People
(Faculty) Members of the UCSD NLP Group
Prithviraj Ammanabrolu
CSE 4134
Lianhui Qin
CSE 4124
Ndapa Nakashole
CSE 4108
Zhiting Hu
HDSI 442
Julian McAuley
CSE 4102
Jingbo Shang
CSE 4104 / SDSC 211E
Hao Zhang
HDSI
CSE 4134
Prithviraj (or Prithvi or Raj) Ammanabrolu is an Assistant Professor in CSE and directs the PEARLS Lab. His research group lives at the intersection of NLP, Reinforcement Learning, and Embodied AI: focusing on how humans and machines can collaborate more efficiently with machines by having them learn from feedback, human or environmental. He is currently recruiting Phd Students in the 2023-24 application cycle!
CSE 4124
Lianhui Qin is an Assistant Professor in CSE. Her research interests lie in natural language processing and machine learning, especially commonsense reasoning in text and conversation generation. She is currently recruiting Phd Students in the 2023-24 application cycle!
CSE 4108
Ndapa Nakashole is an Associate Professor of Computer Science focused on Artificial Intelligence and NLP. Before UCSD, she was a postdoctoral fellow in the Machine Learning department at Carnegie Mellon University. She obtained her PhD from the Max Planck Institute for Informatics, and Saarland University. Her dissertation was awarded the Otto Hahn Medal by the Max Planck Society. Her proposed work for 2022-2027 has been awarded an NSF CAREER award. She is the founder of Okalai, an educational and outreach project that introduces Artificial Intelligence to young people in Namibia, and other African countries.

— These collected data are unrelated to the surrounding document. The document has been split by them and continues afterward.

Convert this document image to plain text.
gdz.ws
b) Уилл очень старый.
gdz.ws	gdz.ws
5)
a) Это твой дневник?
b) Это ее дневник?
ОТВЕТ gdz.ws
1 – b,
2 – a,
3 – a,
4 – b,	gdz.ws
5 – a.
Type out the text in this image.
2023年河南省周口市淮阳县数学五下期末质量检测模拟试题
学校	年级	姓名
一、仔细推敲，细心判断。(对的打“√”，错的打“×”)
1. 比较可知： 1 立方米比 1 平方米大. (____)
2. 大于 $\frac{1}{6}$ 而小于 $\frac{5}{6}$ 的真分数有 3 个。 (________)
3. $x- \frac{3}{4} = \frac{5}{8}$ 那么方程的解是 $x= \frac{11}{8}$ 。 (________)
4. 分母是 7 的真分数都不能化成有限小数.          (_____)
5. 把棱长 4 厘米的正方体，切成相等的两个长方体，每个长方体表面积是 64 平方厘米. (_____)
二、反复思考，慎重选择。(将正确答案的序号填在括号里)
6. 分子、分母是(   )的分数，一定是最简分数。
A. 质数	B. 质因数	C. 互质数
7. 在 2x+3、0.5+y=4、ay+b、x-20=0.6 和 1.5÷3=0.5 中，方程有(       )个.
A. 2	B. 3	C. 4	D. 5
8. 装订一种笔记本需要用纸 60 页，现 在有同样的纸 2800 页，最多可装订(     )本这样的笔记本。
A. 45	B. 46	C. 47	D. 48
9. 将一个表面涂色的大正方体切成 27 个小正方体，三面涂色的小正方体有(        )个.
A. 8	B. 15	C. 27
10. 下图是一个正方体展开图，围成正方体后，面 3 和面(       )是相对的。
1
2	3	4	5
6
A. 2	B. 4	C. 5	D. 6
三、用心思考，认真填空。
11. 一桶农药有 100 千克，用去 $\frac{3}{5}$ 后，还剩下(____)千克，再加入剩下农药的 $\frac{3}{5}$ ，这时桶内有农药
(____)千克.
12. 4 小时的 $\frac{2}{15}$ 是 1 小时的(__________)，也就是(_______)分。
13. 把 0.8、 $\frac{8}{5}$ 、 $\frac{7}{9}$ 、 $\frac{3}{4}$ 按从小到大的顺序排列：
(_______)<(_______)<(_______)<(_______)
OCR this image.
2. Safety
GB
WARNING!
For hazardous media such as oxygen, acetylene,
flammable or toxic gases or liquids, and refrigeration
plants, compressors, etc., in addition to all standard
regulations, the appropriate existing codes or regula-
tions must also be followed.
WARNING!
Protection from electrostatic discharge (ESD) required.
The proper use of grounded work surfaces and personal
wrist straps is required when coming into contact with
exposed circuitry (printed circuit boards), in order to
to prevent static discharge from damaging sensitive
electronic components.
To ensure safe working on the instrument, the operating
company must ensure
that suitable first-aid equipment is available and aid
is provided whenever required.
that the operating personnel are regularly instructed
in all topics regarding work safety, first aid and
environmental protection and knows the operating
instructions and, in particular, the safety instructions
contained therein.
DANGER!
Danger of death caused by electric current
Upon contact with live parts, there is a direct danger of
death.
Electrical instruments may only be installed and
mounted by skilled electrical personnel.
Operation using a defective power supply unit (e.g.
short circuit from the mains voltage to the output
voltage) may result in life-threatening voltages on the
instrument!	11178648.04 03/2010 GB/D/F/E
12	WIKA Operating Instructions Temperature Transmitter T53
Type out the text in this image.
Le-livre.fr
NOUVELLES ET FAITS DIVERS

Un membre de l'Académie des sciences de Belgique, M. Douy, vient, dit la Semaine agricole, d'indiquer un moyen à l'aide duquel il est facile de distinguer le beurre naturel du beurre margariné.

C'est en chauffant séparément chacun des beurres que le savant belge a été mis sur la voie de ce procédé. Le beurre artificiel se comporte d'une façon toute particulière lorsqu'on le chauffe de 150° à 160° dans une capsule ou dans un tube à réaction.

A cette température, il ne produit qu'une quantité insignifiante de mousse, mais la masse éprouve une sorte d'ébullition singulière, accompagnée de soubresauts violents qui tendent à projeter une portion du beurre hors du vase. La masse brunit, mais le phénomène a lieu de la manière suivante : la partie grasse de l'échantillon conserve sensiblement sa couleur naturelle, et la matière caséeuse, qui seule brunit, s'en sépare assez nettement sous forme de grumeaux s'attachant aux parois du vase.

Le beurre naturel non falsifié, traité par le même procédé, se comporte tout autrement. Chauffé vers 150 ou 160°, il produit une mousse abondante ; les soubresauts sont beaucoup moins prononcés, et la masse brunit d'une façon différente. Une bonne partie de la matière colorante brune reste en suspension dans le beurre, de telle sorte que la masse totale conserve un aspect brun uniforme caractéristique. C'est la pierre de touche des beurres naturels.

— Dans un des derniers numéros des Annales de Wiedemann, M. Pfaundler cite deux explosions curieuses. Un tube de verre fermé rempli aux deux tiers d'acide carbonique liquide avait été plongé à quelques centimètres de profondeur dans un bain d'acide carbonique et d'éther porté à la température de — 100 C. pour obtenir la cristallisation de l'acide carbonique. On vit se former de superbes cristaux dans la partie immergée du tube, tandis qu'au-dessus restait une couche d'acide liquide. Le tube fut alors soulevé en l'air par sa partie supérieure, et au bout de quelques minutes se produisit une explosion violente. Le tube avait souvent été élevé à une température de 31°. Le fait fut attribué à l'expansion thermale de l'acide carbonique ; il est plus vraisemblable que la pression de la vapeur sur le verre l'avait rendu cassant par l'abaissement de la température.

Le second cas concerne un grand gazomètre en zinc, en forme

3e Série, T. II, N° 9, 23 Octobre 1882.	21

She is not currently accepting new students.
HDSI 442
Zhiting Hu is an Assistant Professor in Halicioglu Data Science Institute at UC San Diego. He received his Bachelor’s degree in Computer Science from Peking University in 2014, and his Ph.D. in Machine Learning from Carnegie Mellon University in 2020. His research interests lie in the broad area of machine learning, artificial intelligence, natural language processing, and ML systems. In particular, he is interested in principles, methodologies, and systems of training AI agents with all types of experience (data, symbolic knowledge, rewards, adversaries, lifelong interplay, etc), and their applications in controllable text generation, healthcare, and other application domains. His research was recognized with best demo nomination at ACL2019 and outstanding paper award at ACL2016. He is currently accepting PhD students!
CSE 4102
Julian McAuley is a Professor at UC San Diego, where he works on applications of machine learning to problems involving personalization, and teaches classes on personalized recommendation. He likes bicycling and baroque keyboard. You can find out more about his group here. He is currently accepting students!
CSE
Taylor Berg-Kirkpatrick is an Associate Professor in the Department of Computer Science and Engineering at the University of California, San Diego. His research group (the BergLab) works on natural language processing and machine learning, focusing on unsupervised methods for deciphering hidden structure. They develop techniques for analyzing various kinds of human data, including natural language – but also diverse sources like early modern books, handwritten text, historical ciphers, and music. He is not currently accepting new students.
CSE 4104 / SDSC 211E
Jingbo Shang is an Assistant Professor at the Computer Science and Engineering Department and Halicioglu Data Science Institute at the University of California, San Diego. His research focuses on data mining, natural language processing, and machine learning methods with minimum human effort and their applications. He obtained his Ph.D. from the University of Illinois at Urbana-Champaign in 2019 and his B.E. from Shanghai Jiao Tong University in 2014. His research has been recognized by many prestigious awards, including SIGKDD Dissertation Award Runner-up in 2020, Google Research Scholar in 2021, and NSF CAREER award in 2023. He is currently accepting students!
HDSI
Hao Zhang studies the intersection area of machine learning and systems. He is equally interested in designing strong, efficient, and secure machine learning models and algorithms, and in building scalable, practical distributed systems that can support real-world machine learning workloads. Recently, he has developed open models and systems to democratize the access of Large Language Models (LLMs). He also co-founded LMSYS Org.